I mean at the end of the day it really revolves around one thing, requirements. What are your requirements? This isn't always an easy question to answer as those requirements generally come from your business or other department that doesn't really have an insight into your data center technology solutions. More importantly, they don't have any idea what their storage requirements are (in my respective cases). So instead of taking the time to discuss application performance needs, workload scalability, utilization times, backups, archives, high availability etc., we revert to the capacity question.
Well how much storage do you need? STOP!!!
Capacity doesn't mean you're taking care of the big picture.

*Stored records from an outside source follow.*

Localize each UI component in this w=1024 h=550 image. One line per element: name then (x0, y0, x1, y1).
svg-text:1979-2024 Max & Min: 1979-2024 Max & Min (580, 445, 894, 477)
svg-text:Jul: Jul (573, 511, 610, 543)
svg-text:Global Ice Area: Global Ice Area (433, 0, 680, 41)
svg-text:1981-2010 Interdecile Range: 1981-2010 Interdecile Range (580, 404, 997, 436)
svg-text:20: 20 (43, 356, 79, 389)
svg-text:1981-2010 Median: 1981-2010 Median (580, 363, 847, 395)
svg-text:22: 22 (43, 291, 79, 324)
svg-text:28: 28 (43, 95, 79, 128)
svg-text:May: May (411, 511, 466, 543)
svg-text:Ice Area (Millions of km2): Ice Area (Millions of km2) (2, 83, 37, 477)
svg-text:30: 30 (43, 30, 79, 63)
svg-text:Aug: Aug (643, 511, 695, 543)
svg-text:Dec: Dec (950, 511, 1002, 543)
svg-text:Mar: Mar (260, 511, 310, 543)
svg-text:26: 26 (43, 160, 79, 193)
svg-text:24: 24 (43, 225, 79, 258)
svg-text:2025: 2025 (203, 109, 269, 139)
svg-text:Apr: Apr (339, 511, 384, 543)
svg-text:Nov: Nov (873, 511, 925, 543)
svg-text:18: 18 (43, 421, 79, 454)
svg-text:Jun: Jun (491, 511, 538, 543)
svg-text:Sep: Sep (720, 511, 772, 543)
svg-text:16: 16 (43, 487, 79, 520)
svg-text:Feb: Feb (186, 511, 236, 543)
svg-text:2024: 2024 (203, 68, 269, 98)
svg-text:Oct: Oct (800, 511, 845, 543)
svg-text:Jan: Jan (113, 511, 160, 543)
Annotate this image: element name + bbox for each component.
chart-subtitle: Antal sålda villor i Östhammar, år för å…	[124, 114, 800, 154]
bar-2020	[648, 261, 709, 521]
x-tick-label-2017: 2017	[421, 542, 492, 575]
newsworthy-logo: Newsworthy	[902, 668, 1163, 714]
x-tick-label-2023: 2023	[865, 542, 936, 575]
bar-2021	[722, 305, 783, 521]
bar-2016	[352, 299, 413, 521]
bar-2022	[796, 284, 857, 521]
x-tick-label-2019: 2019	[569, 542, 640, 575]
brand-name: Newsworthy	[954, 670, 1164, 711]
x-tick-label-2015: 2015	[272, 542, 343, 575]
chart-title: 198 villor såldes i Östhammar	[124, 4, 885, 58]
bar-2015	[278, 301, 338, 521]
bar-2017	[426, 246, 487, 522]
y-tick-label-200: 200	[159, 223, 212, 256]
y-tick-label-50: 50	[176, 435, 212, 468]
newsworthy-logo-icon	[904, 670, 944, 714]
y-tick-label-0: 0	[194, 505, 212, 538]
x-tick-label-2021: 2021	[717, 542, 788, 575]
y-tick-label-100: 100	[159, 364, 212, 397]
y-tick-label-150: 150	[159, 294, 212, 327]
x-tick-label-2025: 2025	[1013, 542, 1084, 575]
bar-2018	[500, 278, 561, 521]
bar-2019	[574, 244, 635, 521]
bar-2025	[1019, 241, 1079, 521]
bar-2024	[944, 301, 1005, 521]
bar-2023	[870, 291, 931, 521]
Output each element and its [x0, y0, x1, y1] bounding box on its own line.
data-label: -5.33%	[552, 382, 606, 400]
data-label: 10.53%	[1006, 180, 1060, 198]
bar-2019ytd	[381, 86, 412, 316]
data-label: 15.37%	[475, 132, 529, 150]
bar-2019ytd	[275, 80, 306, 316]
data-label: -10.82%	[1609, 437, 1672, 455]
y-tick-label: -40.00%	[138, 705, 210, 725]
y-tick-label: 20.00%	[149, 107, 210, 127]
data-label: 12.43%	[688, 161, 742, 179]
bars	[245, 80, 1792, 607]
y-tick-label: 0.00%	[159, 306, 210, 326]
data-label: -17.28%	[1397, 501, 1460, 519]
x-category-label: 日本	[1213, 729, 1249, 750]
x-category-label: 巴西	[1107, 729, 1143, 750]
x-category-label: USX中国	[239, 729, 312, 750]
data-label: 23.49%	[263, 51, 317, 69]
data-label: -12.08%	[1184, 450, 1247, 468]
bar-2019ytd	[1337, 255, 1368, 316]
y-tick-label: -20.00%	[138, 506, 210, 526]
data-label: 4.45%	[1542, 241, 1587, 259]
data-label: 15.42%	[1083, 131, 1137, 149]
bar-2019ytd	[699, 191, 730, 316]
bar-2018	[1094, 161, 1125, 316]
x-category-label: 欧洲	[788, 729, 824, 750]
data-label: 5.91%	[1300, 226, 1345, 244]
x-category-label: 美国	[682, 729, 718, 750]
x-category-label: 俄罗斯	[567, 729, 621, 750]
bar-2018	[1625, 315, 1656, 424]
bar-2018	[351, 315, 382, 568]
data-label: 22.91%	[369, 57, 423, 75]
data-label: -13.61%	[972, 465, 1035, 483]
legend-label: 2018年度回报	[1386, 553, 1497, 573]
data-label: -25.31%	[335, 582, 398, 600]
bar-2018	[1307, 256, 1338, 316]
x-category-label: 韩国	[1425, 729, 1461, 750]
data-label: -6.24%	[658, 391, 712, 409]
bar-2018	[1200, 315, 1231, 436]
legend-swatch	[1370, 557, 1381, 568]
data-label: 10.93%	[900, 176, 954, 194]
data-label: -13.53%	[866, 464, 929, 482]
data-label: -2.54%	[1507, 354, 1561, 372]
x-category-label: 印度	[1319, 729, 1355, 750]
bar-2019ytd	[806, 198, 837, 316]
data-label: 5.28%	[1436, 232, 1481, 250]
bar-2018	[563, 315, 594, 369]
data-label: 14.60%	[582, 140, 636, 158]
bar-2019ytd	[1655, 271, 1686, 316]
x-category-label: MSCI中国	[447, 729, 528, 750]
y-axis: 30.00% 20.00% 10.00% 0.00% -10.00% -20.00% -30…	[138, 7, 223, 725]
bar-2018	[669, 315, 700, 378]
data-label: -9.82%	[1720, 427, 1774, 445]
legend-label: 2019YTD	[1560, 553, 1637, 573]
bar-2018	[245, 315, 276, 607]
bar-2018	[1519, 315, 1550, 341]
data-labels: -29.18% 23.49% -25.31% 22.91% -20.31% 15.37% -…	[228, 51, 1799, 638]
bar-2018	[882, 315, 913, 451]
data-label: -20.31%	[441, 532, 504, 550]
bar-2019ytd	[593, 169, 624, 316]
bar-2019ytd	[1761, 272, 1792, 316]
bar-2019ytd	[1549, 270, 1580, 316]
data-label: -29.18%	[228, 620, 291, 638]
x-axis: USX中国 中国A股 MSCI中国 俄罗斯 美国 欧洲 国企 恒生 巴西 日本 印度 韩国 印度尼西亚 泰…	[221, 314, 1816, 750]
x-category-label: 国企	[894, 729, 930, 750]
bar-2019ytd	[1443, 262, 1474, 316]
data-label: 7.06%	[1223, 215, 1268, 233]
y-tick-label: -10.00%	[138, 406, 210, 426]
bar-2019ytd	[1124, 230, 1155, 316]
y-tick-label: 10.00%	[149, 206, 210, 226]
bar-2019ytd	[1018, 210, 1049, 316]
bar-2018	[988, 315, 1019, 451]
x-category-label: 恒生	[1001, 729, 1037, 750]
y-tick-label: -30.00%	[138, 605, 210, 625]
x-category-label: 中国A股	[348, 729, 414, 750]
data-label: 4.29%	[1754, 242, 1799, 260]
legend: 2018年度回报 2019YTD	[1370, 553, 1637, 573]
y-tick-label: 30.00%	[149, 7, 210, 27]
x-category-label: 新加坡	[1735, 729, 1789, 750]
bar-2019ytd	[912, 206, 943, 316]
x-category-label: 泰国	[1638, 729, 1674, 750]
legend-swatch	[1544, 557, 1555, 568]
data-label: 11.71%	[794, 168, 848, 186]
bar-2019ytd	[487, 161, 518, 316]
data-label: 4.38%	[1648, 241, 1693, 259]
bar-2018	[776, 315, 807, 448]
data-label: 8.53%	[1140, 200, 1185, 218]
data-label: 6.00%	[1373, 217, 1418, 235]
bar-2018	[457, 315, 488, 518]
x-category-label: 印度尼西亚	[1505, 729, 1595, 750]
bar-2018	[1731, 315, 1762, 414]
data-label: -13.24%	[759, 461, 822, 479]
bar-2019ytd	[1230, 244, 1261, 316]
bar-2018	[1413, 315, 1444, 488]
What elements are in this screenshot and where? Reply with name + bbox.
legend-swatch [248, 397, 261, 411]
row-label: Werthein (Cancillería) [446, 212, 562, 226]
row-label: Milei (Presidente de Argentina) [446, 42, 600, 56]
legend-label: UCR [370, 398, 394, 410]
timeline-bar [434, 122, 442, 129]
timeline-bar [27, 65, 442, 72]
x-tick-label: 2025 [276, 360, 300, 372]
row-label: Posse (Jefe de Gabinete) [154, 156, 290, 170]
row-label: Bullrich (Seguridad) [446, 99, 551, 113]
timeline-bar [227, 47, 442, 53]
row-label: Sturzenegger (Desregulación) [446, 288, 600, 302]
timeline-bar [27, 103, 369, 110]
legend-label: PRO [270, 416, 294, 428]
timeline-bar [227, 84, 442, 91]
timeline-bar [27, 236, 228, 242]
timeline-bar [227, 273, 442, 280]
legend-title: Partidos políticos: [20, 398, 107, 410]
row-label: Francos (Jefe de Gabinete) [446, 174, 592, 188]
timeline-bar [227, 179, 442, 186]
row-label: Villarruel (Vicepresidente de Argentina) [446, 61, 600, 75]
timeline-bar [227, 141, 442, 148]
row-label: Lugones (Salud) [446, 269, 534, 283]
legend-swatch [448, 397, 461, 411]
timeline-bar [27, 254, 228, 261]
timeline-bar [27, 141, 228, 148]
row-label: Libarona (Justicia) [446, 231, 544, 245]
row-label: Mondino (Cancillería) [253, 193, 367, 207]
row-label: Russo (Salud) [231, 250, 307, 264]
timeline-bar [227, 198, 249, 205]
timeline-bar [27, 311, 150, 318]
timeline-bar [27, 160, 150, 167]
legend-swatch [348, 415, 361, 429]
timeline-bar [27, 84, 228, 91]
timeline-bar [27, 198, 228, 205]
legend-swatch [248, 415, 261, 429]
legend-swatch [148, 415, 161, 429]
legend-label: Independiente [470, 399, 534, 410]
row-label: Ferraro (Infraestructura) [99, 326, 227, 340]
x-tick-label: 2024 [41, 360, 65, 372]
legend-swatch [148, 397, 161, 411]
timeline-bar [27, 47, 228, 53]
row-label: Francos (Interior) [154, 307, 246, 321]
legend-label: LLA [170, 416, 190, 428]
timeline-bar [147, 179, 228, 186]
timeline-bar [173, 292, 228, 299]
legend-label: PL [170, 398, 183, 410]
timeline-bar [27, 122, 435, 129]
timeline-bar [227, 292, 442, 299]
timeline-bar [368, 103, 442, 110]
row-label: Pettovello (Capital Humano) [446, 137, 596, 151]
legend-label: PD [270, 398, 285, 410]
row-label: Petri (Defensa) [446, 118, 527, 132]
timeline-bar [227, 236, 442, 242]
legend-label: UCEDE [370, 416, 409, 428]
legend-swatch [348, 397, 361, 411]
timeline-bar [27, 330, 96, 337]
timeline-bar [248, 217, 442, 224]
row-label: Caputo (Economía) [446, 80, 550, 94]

For example, I'm working with a customer that continues to deliver capacity. However, that capacity comes in the form of large capacity 7.2k drives. When I throw a workload at it, I'm generating a metric ton of latency (specifically closer to 6k CMD/S latency if we're looking at ESXTOP).
When I present my problem to the on-site IT staff, they're baffled that I'm generating that much workload. Is there a disconnect or did someone take my request for storage from a different perspective? Where they thought the issue was capacity, the issue is really around performance.
What am I talking about here? The issue centers around one area of focus IOPS.
IOPS or Inputs/Outputs per second is basically a method of identifying how much read and write requests are generated per second on your storage. To have a high number of IOPS you need multiple disks. The number of IOPS is generated by the type of disk speed leveraged.
For example a 7.2k RPM spinning disk is about 75 IOPS, 10K about 125, 15k about 175. (These are rough estimates so take them with a grain of salt)
SSD doesn't use a motor or spinning platters so they don't generate RPMs but they are flash based technologies so they generate a lot of IOPS because operations run as memory.
IOPS are a little bit more complicated to calculate but they generally start in the thousands (they vary by technology used in the disk and by vendor). This is one of the big reasons why SSDs are so much more expensive than spinning disks. This is also why when you go to a retailer and look up hard drives for your computer or server that the higher the RPM the more expensive (when compared with drives of the same capacity).
Scott Lowe did an article for TechRepublic that does a much better job explaining the spinning disk IOP calculation requirements so I'll include them here:
IOPS calculations
Every disk in your storage system has a maximum theoretical IOPS value that is based on a formula. Disk performance -- and IOPS -- is based on three key factors:
- Rotational speed (aka spindle speed). Measured in revolutions per minute (RPM), most disks you'll consider for enterprise storage rotate at speeds of 7,200, 10,000 or 15,000 RPM with the latter two being the most common. A higher rotational speed is associated with a higher performing disk. This value is not used directly in calculations, but it is highly important. The other three values depend heavily on the rotational speed, so I've included it for completeness.
- Average latency. The time it takes for the sector of the disk being accessed to rotate into position under a read/write head.
- Average seek time. The time (in ms) it takes for the hard drive's read/write head to position itself over the track being read or written. There are both read and write seek times; take the average of the two values.
Scott Lowe is a revered technologist and blogger/author from EMC. He wrote the Mastering vSphere books. I highly respect his work and knowledge.
When you take these technologies and expand them across many disks, you get an IOP calculation.
Now if you want to do this yourself, I recommend looking into "The Cloud Calculator"
This calculator takes the capacity, speed, disk count, and read/write percentages and factors them into into various RAID groups (common groups are RAID 5, 10, and 6) and calculates total IOPS based on those pieces of detail.
THIS IS HOW YOU SHOULD GATHER YOUR STORAGE REQUIREMENTS!!!!
However, it's not that simple I'm afraid. You have to understand the performance workload needs of your environment to quantify the read and write activity. For example, databases high a high read capacity if you have a lot of connections into that database reading information from it (i.e. queries). Other databases have a lot of write activity (i.e. committing changes). Generally speaking, your application will have some detailing requirements about how the environment interacts and whether you need higher end storage or not.
Use cases like E-mail (Microsoft Exchange) restructured their architecture so you can use JBOD (Just a bunch of disks) to deliver e-mail solution on the cheap. Exchange doesn't need high end storage but a large quantity of disks running at slower speeds.
Other use cases like Data Center Virtualization or Virtual Desktops require more than JBOD. This is where companies like EMC, NetApp, Pure Storage, Tegile, Dell, HP, etc. love to talk about their storage arrays. Whether they are all flash, or a hybrid of flash and spinning disks. They're tailored to your organizational need.
Hopefully, next time you look at your infrastructure requirements you factor the storage performance needs and expectations before you immediately address your capacity requirement.
Just like Austin Powers used to say... "It's not the size that matters... it's how you use it..."
Thanks for reading and thanks for your time.